For regulated industries, this is not just an inconvenience — it is a compliance failure. GxP-regulated documents must maintain chain of custody. Retention policies must survive the transition. Sensitive and controlled documents must arrive in the correct location with the correct access controls, or the migration itself becomes a regulatory event.

The Caveats

Scale and maturity. STACKIT generated €1.9 billion in 2024, compared to AWS's $100+ billion. The service catalog is lean and the partner ecosystem is young.

Vendor concentration risk. Moving from Microsoft dependency to Schwarz Group dependency is a dependency shift, not elimination. The use of open-source technologies (OpenStack, Kubernetes) at STACKIT's core mitigates this — your workloads should be portable.

Migration complexity is real. Leaving M365 requires organizational commitment, budget, change management, and patience. Companies should not underestimate the effort, but they should also not let complexity become a reason for inaction.

Conclusion: The European Cloud Just Got Real

For years, "European digital sovereignty" has been a policy aspiration more than a practical reality. Gaia-X generated more PowerPoint decks than usable infrastructure. European cloud providers remained regional players with limited scale.

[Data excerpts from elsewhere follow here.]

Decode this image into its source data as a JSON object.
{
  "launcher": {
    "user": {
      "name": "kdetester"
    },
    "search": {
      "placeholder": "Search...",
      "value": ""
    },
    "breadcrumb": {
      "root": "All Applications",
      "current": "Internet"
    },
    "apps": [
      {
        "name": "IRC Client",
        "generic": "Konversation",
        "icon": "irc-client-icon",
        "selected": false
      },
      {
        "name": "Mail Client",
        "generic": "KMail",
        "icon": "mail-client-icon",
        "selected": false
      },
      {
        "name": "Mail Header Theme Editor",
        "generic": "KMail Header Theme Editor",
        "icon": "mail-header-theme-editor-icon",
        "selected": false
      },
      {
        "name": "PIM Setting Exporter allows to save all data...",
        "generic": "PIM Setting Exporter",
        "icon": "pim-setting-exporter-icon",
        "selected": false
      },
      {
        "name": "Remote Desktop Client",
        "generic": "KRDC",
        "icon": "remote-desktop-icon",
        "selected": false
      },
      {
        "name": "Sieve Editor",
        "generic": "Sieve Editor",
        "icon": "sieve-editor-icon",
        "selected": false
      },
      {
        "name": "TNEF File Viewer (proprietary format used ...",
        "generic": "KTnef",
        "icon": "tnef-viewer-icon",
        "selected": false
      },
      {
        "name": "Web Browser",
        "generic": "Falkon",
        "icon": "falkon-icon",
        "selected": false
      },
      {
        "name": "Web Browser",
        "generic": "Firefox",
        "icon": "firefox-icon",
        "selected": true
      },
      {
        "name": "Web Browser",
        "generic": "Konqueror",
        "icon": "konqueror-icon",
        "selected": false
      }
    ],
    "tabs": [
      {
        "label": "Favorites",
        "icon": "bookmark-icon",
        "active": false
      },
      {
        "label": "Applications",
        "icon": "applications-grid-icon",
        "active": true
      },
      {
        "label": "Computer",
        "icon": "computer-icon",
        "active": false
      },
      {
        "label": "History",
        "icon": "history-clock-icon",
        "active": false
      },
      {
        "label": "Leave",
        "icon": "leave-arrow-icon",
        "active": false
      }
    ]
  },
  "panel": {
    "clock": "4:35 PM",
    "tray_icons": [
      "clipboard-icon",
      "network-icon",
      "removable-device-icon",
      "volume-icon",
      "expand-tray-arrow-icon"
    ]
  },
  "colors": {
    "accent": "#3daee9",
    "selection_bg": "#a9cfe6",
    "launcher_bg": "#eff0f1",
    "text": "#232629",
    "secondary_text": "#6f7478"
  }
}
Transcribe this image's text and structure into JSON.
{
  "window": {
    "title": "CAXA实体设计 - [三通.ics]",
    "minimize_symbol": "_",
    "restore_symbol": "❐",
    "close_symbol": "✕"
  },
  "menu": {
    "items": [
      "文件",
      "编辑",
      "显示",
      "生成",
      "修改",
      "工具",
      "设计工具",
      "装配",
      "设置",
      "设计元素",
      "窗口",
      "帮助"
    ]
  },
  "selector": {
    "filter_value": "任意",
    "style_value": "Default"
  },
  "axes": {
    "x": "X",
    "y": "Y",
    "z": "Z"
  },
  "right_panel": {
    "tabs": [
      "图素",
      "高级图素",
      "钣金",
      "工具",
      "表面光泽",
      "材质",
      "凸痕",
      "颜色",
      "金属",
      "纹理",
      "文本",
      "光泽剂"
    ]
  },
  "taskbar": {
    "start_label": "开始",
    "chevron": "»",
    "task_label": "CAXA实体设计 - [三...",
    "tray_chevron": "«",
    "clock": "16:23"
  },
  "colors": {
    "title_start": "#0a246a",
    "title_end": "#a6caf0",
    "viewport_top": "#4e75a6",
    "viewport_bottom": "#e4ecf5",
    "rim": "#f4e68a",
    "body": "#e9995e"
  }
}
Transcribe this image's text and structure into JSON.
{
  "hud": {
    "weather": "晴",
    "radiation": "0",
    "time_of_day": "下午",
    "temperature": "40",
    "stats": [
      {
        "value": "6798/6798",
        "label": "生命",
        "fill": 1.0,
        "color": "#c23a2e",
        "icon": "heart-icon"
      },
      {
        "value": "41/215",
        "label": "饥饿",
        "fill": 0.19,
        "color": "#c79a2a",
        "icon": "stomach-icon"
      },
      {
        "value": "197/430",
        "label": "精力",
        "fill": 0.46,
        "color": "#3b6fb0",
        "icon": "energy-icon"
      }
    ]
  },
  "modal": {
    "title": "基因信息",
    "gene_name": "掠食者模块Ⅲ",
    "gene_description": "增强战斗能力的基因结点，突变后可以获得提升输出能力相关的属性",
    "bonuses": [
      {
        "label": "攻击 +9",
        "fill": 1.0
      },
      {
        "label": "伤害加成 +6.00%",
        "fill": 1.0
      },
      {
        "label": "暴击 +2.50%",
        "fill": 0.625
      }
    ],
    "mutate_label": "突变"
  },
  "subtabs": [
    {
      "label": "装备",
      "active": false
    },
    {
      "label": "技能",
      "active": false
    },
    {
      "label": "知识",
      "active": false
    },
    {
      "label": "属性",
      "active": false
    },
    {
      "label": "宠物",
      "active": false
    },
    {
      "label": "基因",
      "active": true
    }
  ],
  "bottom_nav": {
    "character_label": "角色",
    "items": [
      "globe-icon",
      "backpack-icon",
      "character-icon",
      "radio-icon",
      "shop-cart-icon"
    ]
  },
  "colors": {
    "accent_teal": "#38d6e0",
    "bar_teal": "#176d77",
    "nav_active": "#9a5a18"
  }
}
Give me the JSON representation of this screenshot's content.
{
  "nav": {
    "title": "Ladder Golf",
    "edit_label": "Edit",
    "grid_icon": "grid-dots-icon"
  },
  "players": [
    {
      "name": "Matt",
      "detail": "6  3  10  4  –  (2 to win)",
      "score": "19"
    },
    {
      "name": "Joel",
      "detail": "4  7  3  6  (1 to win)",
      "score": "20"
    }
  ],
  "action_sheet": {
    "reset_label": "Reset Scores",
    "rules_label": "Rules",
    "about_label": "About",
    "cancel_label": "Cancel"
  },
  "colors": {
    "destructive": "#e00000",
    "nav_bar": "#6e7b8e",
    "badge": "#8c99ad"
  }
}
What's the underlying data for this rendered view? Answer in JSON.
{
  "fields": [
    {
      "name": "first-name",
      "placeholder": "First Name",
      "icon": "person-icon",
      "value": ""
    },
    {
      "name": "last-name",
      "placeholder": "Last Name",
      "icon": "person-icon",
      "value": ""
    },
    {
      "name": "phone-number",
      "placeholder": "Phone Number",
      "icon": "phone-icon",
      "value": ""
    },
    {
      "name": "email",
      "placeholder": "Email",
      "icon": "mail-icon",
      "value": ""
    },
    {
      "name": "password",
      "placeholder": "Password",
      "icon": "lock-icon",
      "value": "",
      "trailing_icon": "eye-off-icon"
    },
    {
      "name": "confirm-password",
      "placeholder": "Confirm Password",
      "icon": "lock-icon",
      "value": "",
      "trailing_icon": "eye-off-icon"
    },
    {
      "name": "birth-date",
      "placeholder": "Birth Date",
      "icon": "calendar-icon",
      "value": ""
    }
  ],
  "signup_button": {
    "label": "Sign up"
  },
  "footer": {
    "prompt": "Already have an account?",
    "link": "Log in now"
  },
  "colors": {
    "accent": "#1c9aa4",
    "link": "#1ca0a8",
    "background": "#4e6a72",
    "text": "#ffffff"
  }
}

The Schwarz Group's €11 billion entry changes this. Not because STACKIT is ready to replace Azure today — it is not — but because for the first time, there is a European actor with the financial muscle, strategic commitment, and growing technical capability to build hyperscaler-grade infrastructure within European jurisdiction.

Start planning now. Map your M365 estate. Classify your data by sovereignty sensitivity. Evaluate STACKIT alongside other European providers. And engage a migration partner who understands both the source platform and the regulatory landscape. The question is no longer whether European companies can leave Big Tech — it is whether they will start planning before circumstance forces their hand.